Quelle: Caroline Seidel/dpa

Berlin. Heftige Regengüsse führen oft zu nassen Kellern. Mieter sollten bei einer solchen Wetterlage selber kontrollieren, ob ihr gemieteter Kellerraum trocken geblieben ist - und bei Bedarf selbst mit der Bekämpfung von Schäden beginnen.

"Der Vermieter ist in erster Linie für die Gemeinschaftsflächen verantwortlich", erklärt Jutta Hartmann vom Deutschen Mieterbund in Berlin. Steht das Wasser im Keller und die Mieter informieren ihren Vermieter nicht, können sie im Zweifel in Mithaftung genommen werden.

"Wenn sie den Schaden gemeldet haben, es passiert aber nichts, müssen sie im Zweifel selber aktiv werden", sagt Hartmann. Das heißt: Wenn der Vermieter nicht reagiert, können Mieter zum Beispiel die Feuerwehr oder einen Notdienst rufen, damit das Wasser im Keller abgepumpt wird. "Mieter haben eine Mitwirkungspflicht", so Hartmann.

Das bedeutet auch, dass Mieter bei längerer Abwesenheit sicherheitshalber die Fenster ihrer Wohnung schließen. Tun sie das nicht, riskieren sie eine fristlose Kündigung. Das gilt zumindest dann, wenn es während der Abwesenheit zu einem Wasserschaden kommt, hat das Landgericht Berlin entschieden (Az.: 65 S 268/13).

Wasserschäden werden in der Regel von der Hausrat- oder der Wohngebäudeversicherung ersetzt.
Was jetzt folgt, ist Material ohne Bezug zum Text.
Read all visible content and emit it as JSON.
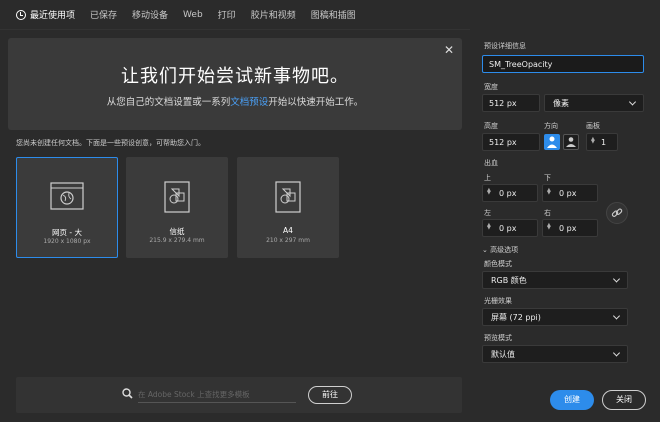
{
  "tabs": [
    {
      "label": "最近使用项",
      "active": true
    },
    {
      "label": "已保存"
    },
    {
      "label": "移动设备"
    },
    {
      "label": "Web"
    },
    {
      "label": "打印"
    },
    {
      "label": "胶片和视频"
    },
    {
      "label": "图稿和插图"
    }
  ],
  "banner": {
    "title": "让我们开始尝试新事物吧。",
    "sub_before": "从您自己的文档设置或一系列",
    "sub_link": "文档预设",
    "sub_after": "开始以快速开始工作。"
  },
  "hint": "您尚未创建任何文档。下面是一些预设创意，可帮助您入门。",
  "presets": [
    {
      "name": "网页 - 大",
      "size": "1920 x 1080 px"
    },
    {
      "name": "信纸",
      "size": "215.9 x 279.4 mm"
    },
    {
      "name": "A4",
      "size": "210 x 297 mm"
    }
  ],
  "search": {
    "placeholder": "在 Adobe Stock 上查找更多模板",
    "go_label": "前往"
  },
  "details": {
    "section_label": "预设详细信息",
    "name_value": "SM_TreeOpacity",
    "width_label": "宽度",
    "width_value": "512 px",
    "unit_value": "像素",
    "height_label": "高度",
    "height_value": "512 px",
    "orientation_label": "方向",
    "artboard_label": "画板",
    "artboard_value": "1",
    "bleed_label": "出血",
    "top_label": "上",
    "top_value": "0 px",
    "bottom_label": "下",
    "bottom_value": "0 px",
    "left_label": "左",
    "left_value": "0 px",
    "right_label": "右",
    "right_value": "0 px",
    "advanced_label": "高级选项",
    "color_mode_label": "颜色模式",
    "color_mode_value": "RGB 颜色",
    "raster_label": "光栅效果",
    "raster_value": "屏幕 (72 ppi)",
    "preview_label": "预览模式",
    "preview_value": "默认值",
    "create_label": "创建",
    "close_label": "关闭"
  },
  "colors": {
    "accent": "#2d8ceb",
    "bg": "#2b2b2b",
    "card": "#3b3b3b"
  }
}
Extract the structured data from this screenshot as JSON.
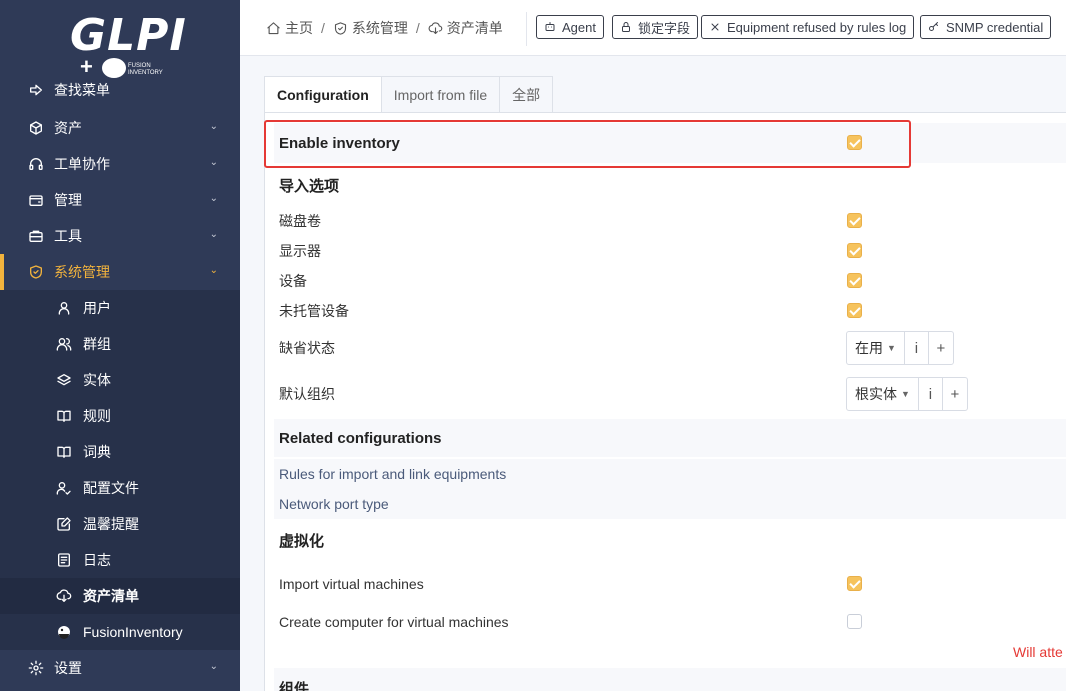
{
  "logo": {
    "text": "GLPI",
    "plugin_plus": "+",
    "plugin_line1": "FUSION",
    "plugin_line2": "INVENTORY"
  },
  "sidebar": {
    "items": [
      {
        "label": "查找菜单",
        "icon": "arrow-right-icon"
      },
      {
        "label": "资产",
        "icon": "cube-icon"
      },
      {
        "label": "工单协作",
        "icon": "headset-icon"
      },
      {
        "label": "管理",
        "icon": "wallet-icon"
      },
      {
        "label": "工具",
        "icon": "briefcase-icon"
      },
      {
        "label": "系统管理",
        "icon": "shield-check-icon"
      },
      {
        "label": "设置",
        "icon": "gear-icon"
      }
    ],
    "subitems": [
      {
        "label": "用户",
        "icon": "user-icon"
      },
      {
        "label": "群组",
        "icon": "users-icon"
      },
      {
        "label": "实体",
        "icon": "layers-icon"
      },
      {
        "label": "规则",
        "icon": "book-icon"
      },
      {
        "label": "词典",
        "icon": "book-icon"
      },
      {
        "label": "配置文件",
        "icon": "user-check-icon"
      },
      {
        "label": "温馨提醒",
        "icon": "note-edit-icon"
      },
      {
        "label": "日志",
        "icon": "news-icon"
      },
      {
        "label": "资产清单",
        "icon": "cloud-download-icon"
      },
      {
        "label": "FusionInventory",
        "icon": "fusion-logo-icon"
      }
    ]
  },
  "breadcrumb": {
    "home": "主页",
    "admin": "系统管理",
    "inventory": "资产清单",
    "sep": "/"
  },
  "toolbar": {
    "agent": "Agent",
    "locked_fields": "锁定字段",
    "refused_log": "Equipment refused by rules log",
    "snmp": "SNMP credential"
  },
  "tabs": [
    {
      "label": "Configuration",
      "active": true
    },
    {
      "label": "Import from file",
      "active": false
    },
    {
      "label": "全部",
      "active": false
    }
  ],
  "form": {
    "enable_inventory": {
      "label": "Enable inventory",
      "checked": true
    },
    "import_options_title": "导入选项",
    "import_options": [
      {
        "label": "磁盘卷",
        "checked": true
      },
      {
        "label": "显示器",
        "checked": true
      },
      {
        "label": "设备",
        "checked": true
      },
      {
        "label": "未托管设备",
        "checked": true
      }
    ],
    "default_status": {
      "label": "缺省状态",
      "value": "在用",
      "info": "i",
      "add": "+"
    },
    "default_entity": {
      "label": "默认组织",
      "value": "根实体",
      "info": "i",
      "add": "+"
    },
    "related_title": "Related configurations",
    "related_links": [
      "Rules for import and link equipments",
      "Network port type"
    ],
    "virtualization_title": "虚拟化",
    "import_vms": {
      "label": "Import virtual machines",
      "checked": true
    },
    "create_computer_vms": {
      "label": "Create computer for virtual machines",
      "checked": false
    },
    "warning_text": "Will atte",
    "components_title": "组件"
  },
  "colors": {
    "sidebar_bg": "#2f3a57",
    "accent": "#f2b33d",
    "checkbox": "#f6c35d",
    "highlight": "#e53935"
  }
}
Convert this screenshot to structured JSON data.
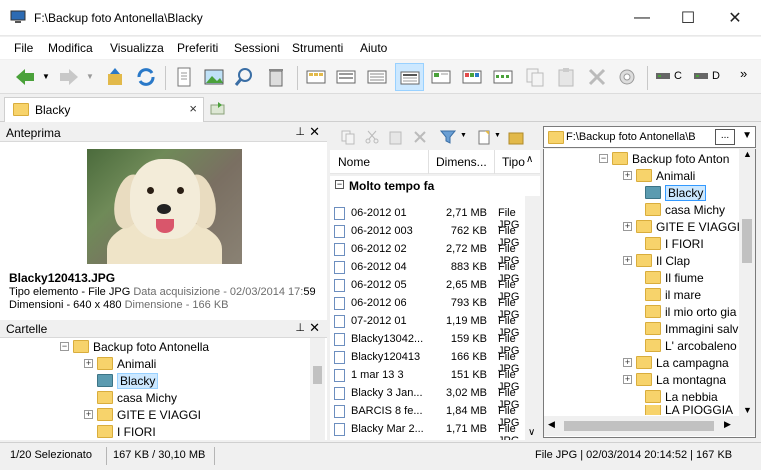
{
  "window": {
    "title": "F:\\Backup foto Antonella\\Blacky",
    "minimize": "—",
    "maximize": "☐",
    "close": "✕"
  },
  "menu": [
    "File",
    "Modifica",
    "Visualizza",
    "Preferiti",
    "Sessioni",
    "Strumenti",
    "Aiuto"
  ],
  "toolbar": {
    "drive_c": "C",
    "drive_d": "D",
    "overflow": "»"
  },
  "tab": {
    "label": "Blacky",
    "close": "×"
  },
  "preview_panel": {
    "title": "Anteprima",
    "pin": "⊥",
    "close": "✕",
    "file_name": "Blacky120413.JPG",
    "type_line": "Tipo elemento - File JPG",
    "acq_label": "Data acquisizione - 02/03/2014 17:",
    "acq_time_end": "59",
    "dims_line": "Dimensioni - 640 x 480",
    "size_line": "Dimensione - 166 KB"
  },
  "folders_panel": {
    "title": "Cartelle",
    "pin": "⊥",
    "close": "✕",
    "items": [
      {
        "label": "Backup foto Antonella",
        "expander": "−"
      },
      {
        "label": "Animali",
        "expander": "+"
      },
      {
        "label": "Blacky",
        "expander": ""
      },
      {
        "label": "casa Michy",
        "expander": ""
      },
      {
        "label": "GITE E VIAGGI",
        "expander": "+"
      },
      {
        "label": "I FIORI",
        "expander": ""
      }
    ]
  },
  "file_list": {
    "columns": [
      "Nome",
      "Dimens...",
      "Tipo"
    ],
    "group": "Molto tempo fa",
    "group_toggle": "−",
    "rows": [
      {
        "name": "06-2012 01",
        "size": "2,71 MB",
        "type": "File JPG"
      },
      {
        "name": "06-2012 003",
        "size": "762 KB",
        "type": "File JPG"
      },
      {
        "name": "06-2012 02",
        "size": "2,72 MB",
        "type": "File JPG"
      },
      {
        "name": "06-2012 04",
        "size": "883 KB",
        "type": "File JPG"
      },
      {
        "name": "06-2012 05",
        "size": "2,65 MB",
        "type": "File JPG"
      },
      {
        "name": "06-2012 06",
        "size": "793 KB",
        "type": "File JPG"
      },
      {
        "name": "07-2012 01",
        "size": "1,19 MB",
        "type": "File JPG"
      },
      {
        "name": "Blacky13042...",
        "size": "159 KB",
        "type": "File JPG"
      },
      {
        "name": "Blacky120413",
        "size": "166 KB",
        "type": "File JPG"
      },
      {
        "name": "1 mar 13 3",
        "size": "151 KB",
        "type": "File JPG"
      },
      {
        "name": "Blacky 3 Jan...",
        "size": "3,02 MB",
        "type": "File JPG"
      },
      {
        "name": "BARCIS 8 fe...",
        "size": "1,84 MB",
        "type": "File JPG"
      },
      {
        "name": "Blacky Mar 2...",
        "size": "1,71 MB",
        "type": "File JPG"
      }
    ]
  },
  "address_bar": {
    "path": "F:\\Backup foto Antonella\\B",
    "more": "..."
  },
  "right_tree": {
    "items": [
      {
        "label": "Backup foto Anton",
        "expander": "−",
        "indent": 0
      },
      {
        "label": "Animali",
        "expander": "+",
        "indent": 1
      },
      {
        "label": "Blacky",
        "expander": "",
        "indent": 1,
        "selected": true
      },
      {
        "label": "casa Michy",
        "expander": "",
        "indent": 1
      },
      {
        "label": "GITE E VIAGGI",
        "expander": "+",
        "indent": 1
      },
      {
        "label": "I FIORI",
        "expander": "",
        "indent": 1
      },
      {
        "label": "Il Clap",
        "expander": "+",
        "indent": 1
      },
      {
        "label": "Il fiume",
        "expander": "",
        "indent": 1
      },
      {
        "label": "il mare",
        "expander": "",
        "indent": 1
      },
      {
        "label": "il mio orto gia",
        "expander": "",
        "indent": 1
      },
      {
        "label": "Immagini salv",
        "expander": "",
        "indent": 1
      },
      {
        "label": "L' arcobaleno",
        "expander": "",
        "indent": 1
      },
      {
        "label": "La campagna",
        "expander": "+",
        "indent": 1
      },
      {
        "label": "La montagna",
        "expander": "+",
        "indent": 1
      },
      {
        "label": "La nebbia",
        "expander": "",
        "indent": 1
      },
      {
        "label": "LA PIOGGIA",
        "expander": "",
        "indent": 1
      }
    ]
  },
  "status": {
    "selected": "1/20 Selezionato",
    "size": "167 KB / 30,10 MB",
    "file_info": "File JPG | 02/03/2014 20:14:52 | 167 KB"
  },
  "colors": {
    "folder": "#f7d36b",
    "selection": "#cce8ff",
    "accent_green": "#4aa13a",
    "accent_blue": "#2a79c8"
  }
}
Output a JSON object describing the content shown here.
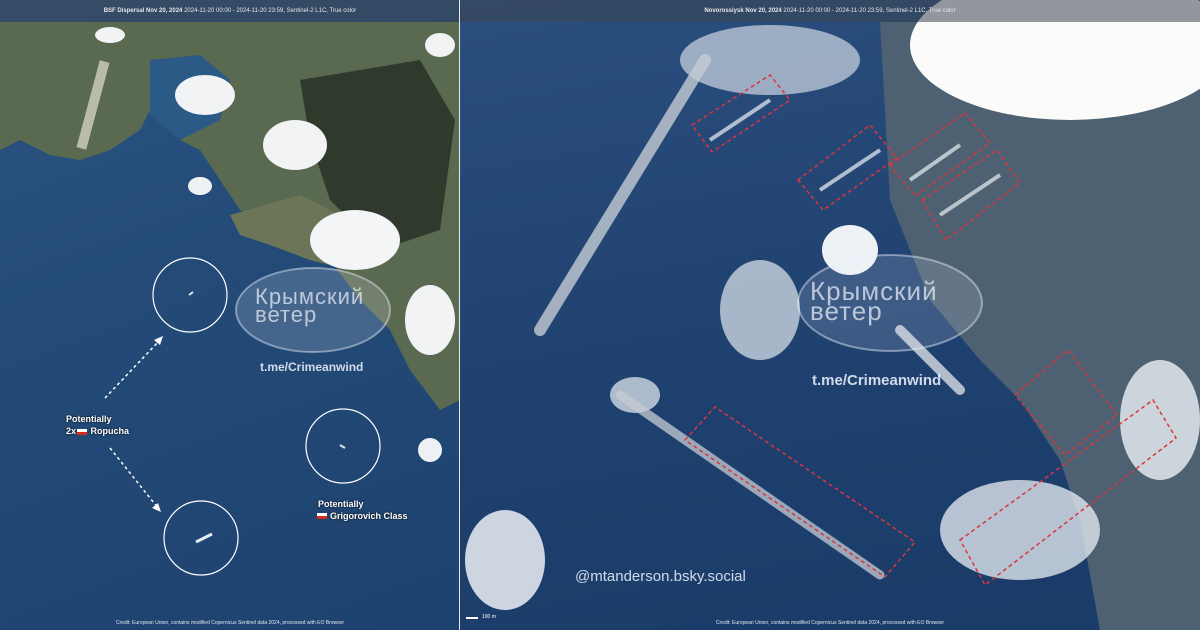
{
  "left_panel": {
    "header_title": "BSF Dispersal Nov 20, 2024",
    "header_detail": "2024-11-20 00:00 - 2024-11-20 23:59, Sentinel-2 L1C, True color",
    "credit": "Credit: European Union, contains modified Copernicus Sentinel data 2024, processed with EO Browser",
    "annotation_ropucha": [
      "Potentially",
      "2x",
      "Ropucha"
    ],
    "annotation_grigorovich": [
      "Potentially",
      "Grigorovich Class"
    ]
  },
  "right_panel": {
    "header_title": "Novorossiysk Nov 20, 2024",
    "header_detail": "2024-11-20 00:00 - 2024-11-20 23:59, Sentinel-2 L1C, True color",
    "credit": "Credit: European Union, contains modified Copernicus Sentinel data 2024, processed with EO Browser",
    "scale_label": "100 m",
    "handle": "@mtanderson.bsky.social"
  },
  "watermark": {
    "line1": "Крымский",
    "line2": "ветер",
    "url": "t.me/Crimeanwind"
  },
  "colors": {
    "sea": "#244b78",
    "land": "#5d6b52",
    "cloud": "#f2f4f6",
    "annotation_box": "#d9363e",
    "flag_red": "#d52b1e"
  }
}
Schäden durch heftige Niederschläge bezahlt aber nur eine zusätzliche Elementarschadenversicherung. Der Versicherer sollte nach dem Schaden unverzüglich informiert werden.

Wer den Schaden schriftlich meldet, sollte dies per Einschreiben mit Rückschein tun. Hilfreich ist es, Fotos zu machen und eine Liste der beschädigten Gegenstände zu erstellen. Diese sollten allerdings nie ohne ausdrückliche Zustimmung des Versicherers entsorgt werden.